Sunday, July 8, 2012

The Family Bible, Part II

Earlier this year, we learned about the set of Bibles brought from the Netherlands by my maternal grandparents, Grandma and Grandpa VandenBergh. On the other side of the family, there are also two old Bibles in the family archives.

The American Bible Society, founded in 1816, has published Bibles since those early days, and two editions were purchased by a Van Slyke father and son. David D. Van Slyke (1813-1893), owned a copy of the 1851 edition. Here is the title page of the New Testament section, showing the publication date:

Cover page 1851 Bible
Note the old fashioned (and British) spelling of the word "Savior." David, who lived to be eighty years old, would have been 38 when he either purchased or was given this Bible. He lived in the town of Mindenville, in the central Mohawk Valley. I suppose that Bibles would have been shipped along the Erie Canal just as other goods were.

The cover itself is so blackened with age that it is impossible to determine the original color of the leather binding. Who knows how many hands held the book and smoothed its pages, perhaps in innumerable lengthy church services where a piano or organ thumped out the old tunes such as "Beautiful Savior" or "Amazing Grace"?


1851 Bible


It must have been the custom in those days for the owner of such a volume to sign his or her name not on the front page, but in the back of the book. At least, that is what David did, signing his name thus:




The daguerreotype below of David and his young son Jonas, was taken in the mid- to late 1840's, certainly before David acquired the Bible.

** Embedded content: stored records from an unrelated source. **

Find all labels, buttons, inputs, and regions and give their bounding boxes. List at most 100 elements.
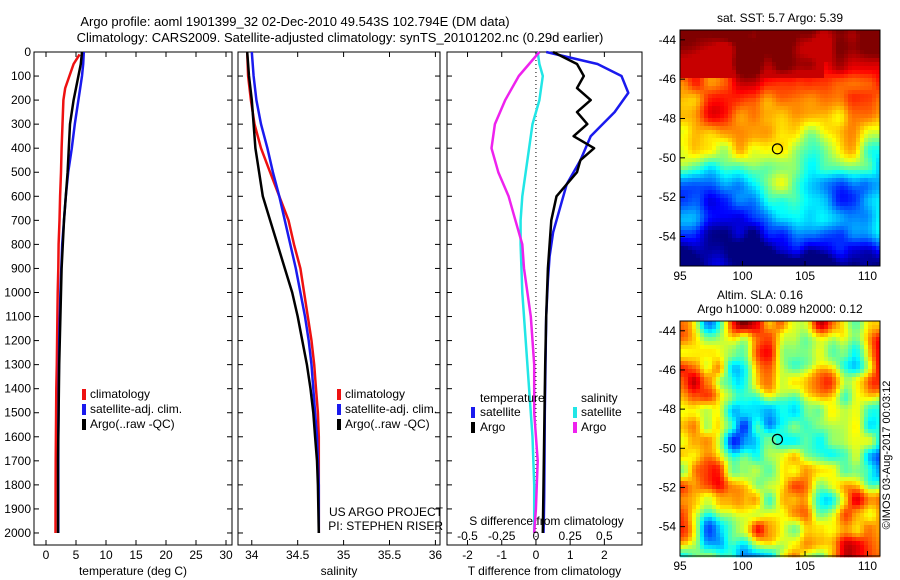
map-cell (712, 421, 717, 426)
map-cell (800, 329, 805, 334)
map-cell (820, 178, 825, 183)
map-cell (860, 174, 865, 179)
map-cell (728, 110, 733, 115)
map-cell (712, 449, 717, 454)
map-cell (780, 126, 785, 131)
map-cell (800, 150, 805, 155)
map-cell (728, 146, 733, 151)
map-cell (828, 210, 833, 215)
map-cell (868, 329, 873, 334)
map-cell (700, 82, 705, 87)
map-cell (688, 246, 693, 251)
map-cell (728, 102, 733, 107)
map-cell (728, 377, 733, 382)
map-cell (688, 74, 693, 79)
map-cell (804, 246, 809, 251)
map-cell (760, 194, 765, 199)
map-cell (712, 365, 717, 370)
map-cell (752, 250, 757, 255)
map-cell (808, 86, 813, 91)
map-cell (820, 365, 825, 370)
map-cell (808, 218, 813, 223)
map-cell (800, 54, 805, 59)
map-cell (852, 353, 857, 358)
map-cell (840, 154, 845, 159)
map-cell (736, 182, 741, 187)
map-cell (728, 230, 733, 235)
map-cell (748, 262, 753, 267)
map-cell (680, 365, 685, 370)
map-cell (680, 321, 685, 326)
map-cell (724, 421, 729, 426)
map-cell (820, 389, 825, 394)
map-cell (780, 178, 785, 183)
map-cell (784, 397, 789, 402)
map-cell (684, 182, 689, 187)
map-cell (740, 230, 745, 235)
map-cell (788, 114, 793, 119)
map-cell (808, 106, 813, 111)
map-cell (684, 90, 689, 95)
map-cell (840, 114, 845, 119)
map-cell (768, 210, 773, 215)
map-cell (740, 90, 745, 95)
map-cell (768, 106, 773, 111)
map-cell (840, 194, 845, 199)
map-cell (772, 234, 777, 239)
map-cell (768, 134, 773, 139)
map-cell (808, 405, 813, 410)
map-cell (848, 361, 853, 366)
map-cell (792, 138, 797, 143)
map-cell (744, 405, 749, 410)
map-cell (740, 234, 745, 239)
map-cell (700, 38, 705, 43)
map-cell (728, 401, 733, 406)
map-cell (776, 150, 781, 155)
map-cell (684, 433, 689, 438)
map-cell (776, 262, 781, 267)
map-cell (796, 30, 801, 35)
map-cell (684, 353, 689, 358)
depth-tick-label: 2000 (4, 526, 31, 540)
map-cell (696, 30, 701, 35)
map-cell (796, 150, 801, 155)
map-cell (724, 190, 729, 195)
map-cell (860, 126, 865, 131)
map-cell (712, 186, 717, 191)
map-cell (688, 457, 693, 462)
map-cell (828, 389, 833, 394)
map-cell (788, 118, 793, 123)
map-cell (796, 417, 801, 422)
map-cell (872, 210, 877, 215)
map-cell (768, 46, 773, 51)
map-cell (744, 82, 749, 87)
map-cell (840, 381, 845, 386)
map-cell (748, 441, 753, 446)
map-cell (876, 54, 881, 59)
map-cell (832, 238, 837, 243)
map-cell (736, 218, 741, 223)
map-cell (856, 170, 861, 175)
map-cell (848, 401, 853, 406)
map-cell (792, 445, 797, 450)
map-cell (720, 242, 725, 247)
map-cell (852, 449, 857, 454)
map-cell (860, 82, 865, 87)
map-cell (768, 190, 773, 195)
map-cell (684, 146, 689, 151)
map-cell (836, 86, 841, 91)
map-cell (860, 353, 865, 358)
map-cell (712, 381, 717, 386)
map-cell (864, 409, 869, 414)
map-cell (764, 98, 769, 103)
map-cell (712, 210, 717, 215)
map-cell (856, 457, 861, 462)
map-cell (876, 122, 881, 127)
series-line-satellite-adj-clim- (250, 51, 321, 533)
depth-tick-label: 1000 (4, 285, 31, 299)
map-cell (696, 210, 701, 215)
map-cell (740, 150, 745, 155)
map-cell (828, 74, 833, 79)
map-cell (872, 226, 877, 231)
map-cell (756, 202, 761, 207)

Jonas and David D. Van Slyke

It gives you an idea of what passed for high fashion in the mid-1840s in the Mohawk Valley. David appears to be wearing a striped waistcoat or vest, with pants with a checkered pattern, likely considered a fashion faux pas in our day and age. His cravat is fixed with a stickpin that seems almost three-dimensional. The tails of his frock coat fan out behind him, framing his hips. David's deep-set eyes gaze calmly at the camera, and thus directly at the viewer. I almost feel that I know him; the features are so clear in this image that dates from more than 150 years ago, that I would surely recognize David if I met him on the street tomorrow.

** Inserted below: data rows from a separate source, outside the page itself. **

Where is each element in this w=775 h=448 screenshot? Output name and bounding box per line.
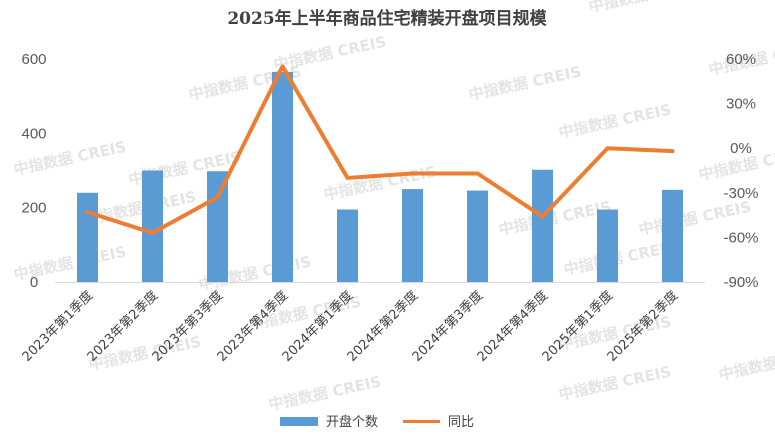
bar [402, 189, 423, 282]
right-tick-label: 0% [730, 140, 752, 157]
bar [207, 171, 228, 282]
watermark-text: 中指数据 CREIS [267, 373, 383, 414]
watermark-text: 中指数据 CREIS [12, 138, 128, 179]
bar [532, 169, 553, 282]
watermark-text: 中指数据 CREIS [557, 363, 673, 404]
right-tick-label: -60% [723, 229, 758, 246]
left-tick-label: 600 [21, 51, 46, 68]
chart-title: 2025年上半年商品住宅精装开盘项目规模 [227, 8, 547, 29]
watermark-text: 中指数据 CREIS [587, 0, 703, 16]
bar [142, 170, 163, 282]
legend-label-line: 同比 [448, 415, 474, 430]
right-tick-label: 60% [726, 51, 756, 68]
bar [467, 190, 488, 282]
right-tick-label: -90% [723, 274, 758, 291]
watermark-text: 中指数据 CREIS [467, 63, 583, 104]
legend: 开盘个数 同比 [280, 414, 474, 430]
legend-label-bar: 开盘个数 [326, 414, 378, 430]
line-series [85, 64, 675, 235]
yoy-line [85, 64, 675, 235]
bar [77, 192, 98, 282]
bar [337, 209, 358, 282]
watermark-text: 中指数据 CREIS [557, 101, 673, 142]
bar [597, 209, 618, 282]
right-tick-label: 30% [726, 96, 756, 113]
left-axis: 0 200 400 600 [21, 51, 46, 291]
right-axis: 60% 30% 0% -30% -60% -90% [723, 51, 758, 291]
left-tick-label: 200 [21, 200, 46, 217]
watermark-text: 中指数据 CREIS [717, 343, 775, 384]
watermark-text: 中指数据 CREIS [82, 188, 198, 229]
bar [272, 72, 293, 282]
legend-swatch-bar [280, 417, 318, 426]
right-tick-label: -30% [723, 185, 758, 202]
left-tick-label: 400 [21, 125, 46, 142]
bar [662, 189, 683, 282]
watermark-text: 中指数据 CREIS [562, 238, 678, 279]
left-tick-label: 0 [30, 274, 38, 291]
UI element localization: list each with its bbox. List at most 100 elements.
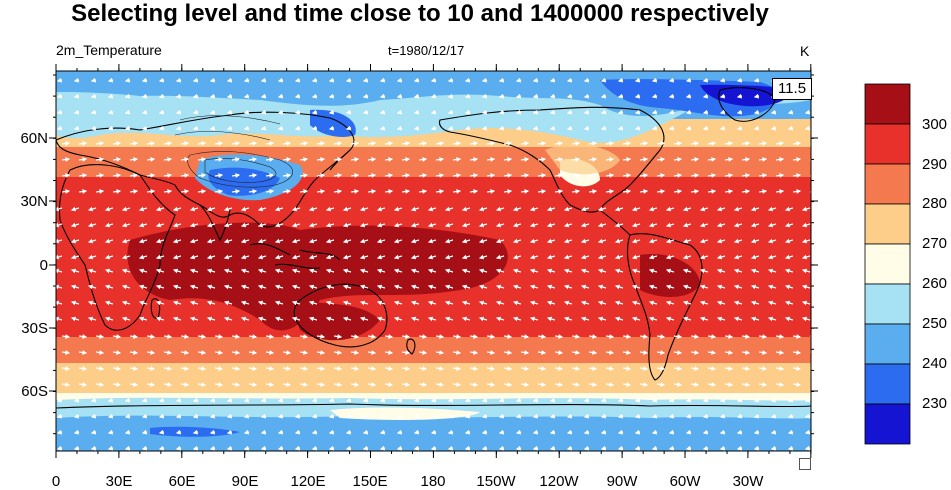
wind-arrow	[707, 366, 717, 371]
wind-arrow	[342, 254, 352, 260]
wind-arrow	[362, 125, 369, 131]
wind-arrow	[95, 141, 105, 146]
wind-arrow	[724, 366, 734, 371]
wind-arrow	[418, 334, 428, 339]
wind-arrow	[801, 300, 811, 306]
wind-arrow	[328, 397, 335, 403]
wind-arrow	[342, 222, 352, 228]
wind-arrow	[333, 334, 343, 339]
wind-arrow	[231, 334, 241, 339]
wind-arrow	[481, 125, 488, 131]
wind-arrow	[464, 429, 471, 435]
wind-arrow	[770, 445, 777, 451]
wind-arrow	[481, 109, 488, 115]
wind-arrow	[413, 77, 420, 83]
wind-arrow	[197, 189, 207, 194]
wind-arrow	[265, 189, 275, 194]
wind-arrow	[668, 429, 675, 435]
wind-arrow	[716, 238, 726, 244]
wind-arrow	[328, 93, 335, 99]
wind-arrow	[427, 300, 437, 306]
wind-arrow	[736, 413, 743, 419]
wind-arrow	[464, 109, 471, 115]
wind-arrow	[614, 316, 624, 322]
wind-arrow	[141, 445, 148, 451]
wind-arrow	[515, 77, 522, 83]
wind-arrow	[580, 254, 590, 260]
wind-arrow	[291, 284, 301, 290]
lat-label-60n: 60N	[20, 130, 48, 147]
wind-arrow	[733, 268, 743, 274]
wind-arrow	[384, 141, 394, 146]
wind-arrow	[736, 93, 743, 99]
wind-arrow	[274, 284, 284, 290]
wind-arrow	[588, 334, 598, 339]
wind-arrow	[209, 429, 216, 435]
wind-arrow	[90, 445, 97, 451]
wind-arrow	[180, 157, 190, 162]
wind-arrow	[495, 254, 505, 260]
wind-arrow	[702, 413, 709, 419]
wind-arrow	[775, 366, 785, 371]
wind-arrow	[690, 157, 700, 162]
wind-arrow	[257, 316, 267, 322]
wind-arrow	[413, 397, 420, 403]
wind-arrow	[362, 93, 369, 99]
wind-arrow	[673, 173, 683, 178]
wind-arrow	[554, 189, 564, 194]
wind-arrow	[447, 93, 454, 99]
wind-arrow	[243, 445, 250, 451]
wind-arrow	[393, 300, 403, 306]
wind-arrow	[87, 254, 97, 260]
wind-arrow	[554, 173, 564, 178]
wind-arrow	[243, 93, 250, 99]
wind-arrow	[61, 141, 71, 146]
wind-arrow	[299, 382, 309, 387]
wind-arrow	[758, 141, 768, 146]
wind-arrow	[226, 445, 233, 451]
wind-arrow	[753, 77, 760, 83]
wind-arrow	[486, 334, 496, 339]
wind-arrow	[563, 284, 573, 290]
wind-arrow	[87, 268, 97, 274]
wind-arrow	[393, 268, 403, 274]
wind-arrow	[605, 382, 615, 387]
wind-arrow	[226, 77, 233, 83]
wind-arrow	[359, 268, 369, 274]
wind-arrow	[342, 238, 352, 244]
wind-arrow	[172, 238, 182, 244]
wind-arrow	[430, 77, 437, 83]
wind-arrow	[733, 206, 743, 212]
wind-arrow	[529, 206, 539, 212]
wind-arrow	[668, 109, 675, 115]
wind-arrow	[61, 382, 71, 387]
wind-arrow	[699, 238, 709, 244]
wind-arrow	[435, 141, 445, 146]
wind-arrow	[56, 445, 63, 451]
wind-arrow	[379, 93, 386, 99]
wind-arrow	[724, 157, 734, 162]
wind-arrow	[617, 109, 624, 115]
wind-arrow	[240, 222, 250, 228]
wind-arrow	[299, 173, 309, 178]
wind-arrow	[294, 109, 301, 115]
wind-arrow	[294, 397, 301, 403]
temperature-field	[56, 71, 811, 451]
wind-arrow	[401, 350, 411, 355]
wind-arrow	[600, 445, 607, 451]
wind-arrow	[549, 125, 556, 131]
wind-arrow	[73, 77, 80, 83]
wind-arrow	[498, 109, 505, 115]
wind-arrow	[753, 93, 760, 99]
wind-arrow	[741, 173, 751, 178]
wind-arrow	[775, 173, 785, 178]
wind-arrow	[532, 125, 539, 131]
wind-arrow	[707, 334, 717, 339]
wind-arrow	[758, 350, 768, 355]
wind-arrow	[444, 284, 454, 290]
wind-arrow	[651, 93, 658, 99]
wind-arrow	[197, 173, 207, 178]
wind-arrow	[665, 300, 675, 306]
wind-arrow	[124, 429, 131, 435]
wind-arrow	[597, 222, 607, 228]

The young boy standing next to his father is his son Jonas, my great-great grandfather. He appears to be about five years old in this picture. But here he is at age 72, in 1912:

Jonas Van Slyke 1912

Jonas also had a Bible, published by the American Bible Society in 1872. Its leather cover is similar to that of his father's book, and similarly darkened with age:

1872 Bible

The cover page is similar as well:

Cover page 1872 Bible

And like father, like son, Jonas signed his Bible on the back page as well:


Some pages are missing from this volume, where following a long-standing custom, family members had written birth, marriage and death dates of several generations. The pages were later removed for safe-keeping. I'm sure they will turn up in a later search of the family archives.

In the meantime, searching digitized census records through Heritage Quest, I found the 1880 census at Mindenville, where Jonas is listed as the head of a multi-generational household of eight persons: Jonas himself is listed as a 39-year-old lock-tender; his wife Margaret, housekeeper, same as age her husband; their four children, Kittie (age 13, misspelled as "Caty" by the census taker), Minnie (age 9), Mary (age 6), Georgie (age 2); Jonas's father, David D. (age 67; laborer); and mother Sally (age 70, housekeeper). It must have been a lively household!